Les vrais enjeux de l’élection d’un nouveau président en Allemagne

A 76 ans, le 11ème président de la République Fédérale d'Allemagne jette l'éponge : Joachim Gauck a annoncé qu'il ne briguerait pas l'année prochaine un second mandat présidentiel de 5 ans.

Joachim Gauck veut faire de la place à plus jeune que lui - remarquable. Foto: Kleinschmidt / MSC / Wikimedia Commons / CC-BY-SA 3.0de

(Par Alain Howiller) – « Cinq ans ça suffit », a commenté sobrement celui qui avait été élu le 23 Mars 2012, au premier tour de scrutin par les élus CDU, CSU, SPD, FDP et Verts des deux chambres allemandes réunies, et le même nombre de citoyens désignés par les partis qui forment ensemble la « Bundesversammlung », organe dont l’unique mission consiste à élire le président allemand.

Candidat consensuel, l’ancien pasteur, acteur en faveur de la démocratie dans l’ancienne Allemagne de l’Est, prenait son poste dans des circonstances particulières : son prédécesseur -le chrétien-démocrate Christian Wulff- avait du démissionner à la suite d’accusations qui lui reprochaient d’avoir obtenu des avantages financiers lors de sa présidence du Land de Basse-Saxe et d’avoir essayé d’étouffer l’affaire. Il sera finalement blanchi par la justice.

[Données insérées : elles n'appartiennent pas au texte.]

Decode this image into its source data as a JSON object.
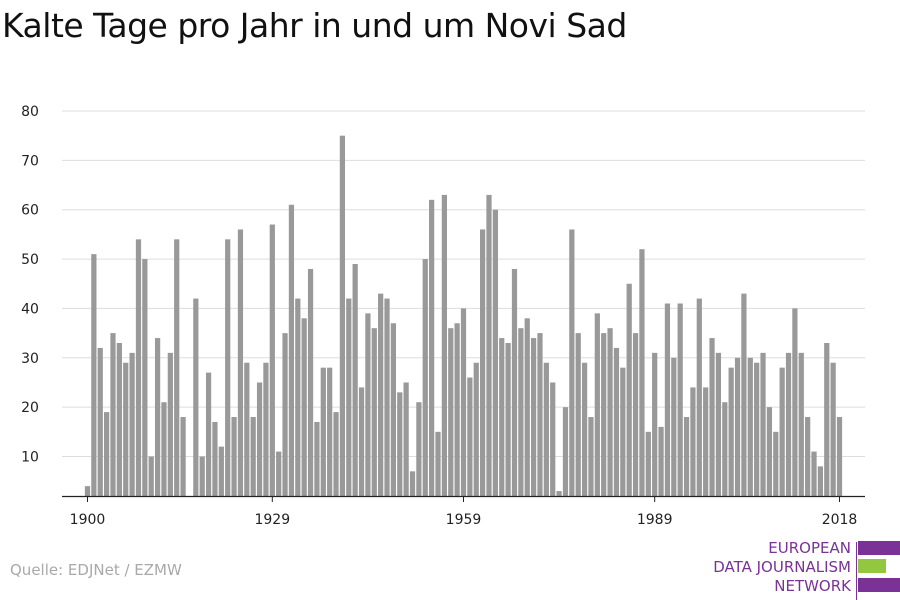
{
  "title": "Kalte Tage pro Jahr in und um Novi Sad",
  "source": "Quelle: EDJNet / EZMW",
  "logo": {
    "lines": [
      "EUROPEAN",
      "DATA JOURNALISM",
      "NETWORK"
    ],
    "colors": {
      "purple": "#7b3296",
      "green": "#93c740"
    }
  },
  "colors": {
    "bar": "#999999",
    "grid": "#dddddd",
    "axis": "#222222",
    "text": "#222222"
  },
  "chart_data": {
    "type": "bar",
    "title": "Kalte Tage pro Jahr in und um Novi Sad",
    "xlabel": "",
    "ylabel": "",
    "xlim": [
      1896,
      2022
    ],
    "ylim": [
      2,
      80
    ],
    "yticks": [
      10,
      20,
      30,
      40,
      50,
      60,
      70,
      80
    ],
    "xticks": [
      1900,
      1929,
      1959,
      1989,
      2018
    ],
    "grid": true,
    "x": [
      1900,
      1901,
      1902,
      1903,
      1904,
      1905,
      1906,
      1907,
      1908,
      1909,
      1910,
      1911,
      1912,
      1913,
      1914,
      1915,
      1916,
      1917,
      1918,
      1919,
      1920,
      1921,
      1922,
      1923,
      1924,
      1925,
      1926,
      1927,
      1928,
      1929,
      1930,
      1931,
      1932,
      1933,
      1934,
      1935,
      1936,
      1937,
      1938,
      1939,
      1940,
      1941,
      1942,
      1943,
      1944,
      1945,
      1946,
      1947,
      1948,
      1949,
      1950,
      1951,
      1952,
      1953,
      1954,
      1955,
      1956,
      1957,
      1958,
      1959,
      1960,
      1961,
      1962,
      1963,
      1964,
      1965,
      1966,
      1967,
      1968,
      1969,
      1970,
      1971,
      1972,
      1973,
      1974,
      1975,
      1976,
      1977,
      1978,
      1979,
      1980,
      1981,
      1982,
      1983,
      1984,
      1985,
      1986,
      1987,
      1988,
      1989,
      1990,
      1991,
      1992,
      1993,
      1994,
      1995,
      1996,
      1997,
      1998,
      1999,
      2000,
      2001,
      2002,
      2003,
      2004,
      2005,
      2006,
      2007,
      2008,
      2009,
      2010,
      2011,
      2012,
      2013,
      2014,
      2015,
      2016,
      2017,
      2018
    ],
    "values": [
      4,
      51,
      32,
      19,
      35,
      33,
      29,
      31,
      54,
      50,
      10,
      34,
      21,
      31,
      54,
      18,
      2,
      42,
      10,
      27,
      17,
      12,
      54,
      18,
      56,
      29,
      18,
      25,
      29,
      57,
      11,
      35,
      61,
      42,
      38,
      48,
      17,
      28,
      28,
      19,
      75,
      42,
      49,
      24,
      39,
      36,
      43,
      42,
      37,
      23,
      25,
      7,
      21,
      50,
      62,
      15,
      63,
      36,
      37,
      40,
      26,
      29,
      56,
      63,
      60,
      34,
      33,
      48,
      36,
      38,
      34,
      35,
      29,
      25,
      3,
      20,
      56,
      35,
      29,
      18,
      39,
      35,
      36,
      32,
      28,
      45,
      35,
      52,
      15,
      31,
      16,
      41,
      30,
      41,
      18,
      24,
      42,
      24,
      34,
      31,
      21,
      28,
      30,
      43,
      30,
      29,
      31,
      20,
      15,
      28,
      31,
      40,
      31,
      18,
      11,
      8,
      33,
      29,
      18
    ]
  }
}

Le nouveau président se définira, quant à lui, comme un…. « conservateur social-démocrate à tendance libérale »(!), précisant même : « Je ne suis ni un Superman, ni un homme infaillible ».

D’Oradour au Hartmannswillerkopf ! – « Président normal » en quelque sorte, il contribuera à réconcilier les Allemands avec eux-mêmes et leur passé appelant l’Allemagne à cesser de ne pas vouloir s’engager dans la diplomatie mondiale (et ses conflits) en « s’abritant derrière l’image projetée par le nazisme ». Il n’hésitera pas à traiter de « cinglés » les militants du parti d’extrême-droite « NPD » qui attaquera ses propos devant la Cour Constitutionnelle de Karlsruhe : celle-ci rejettera la plainte du NPD, estimant qu’il est du devoir du Président de la République de mettre en garde les citoyens de la République contre les dangers qui les menacent !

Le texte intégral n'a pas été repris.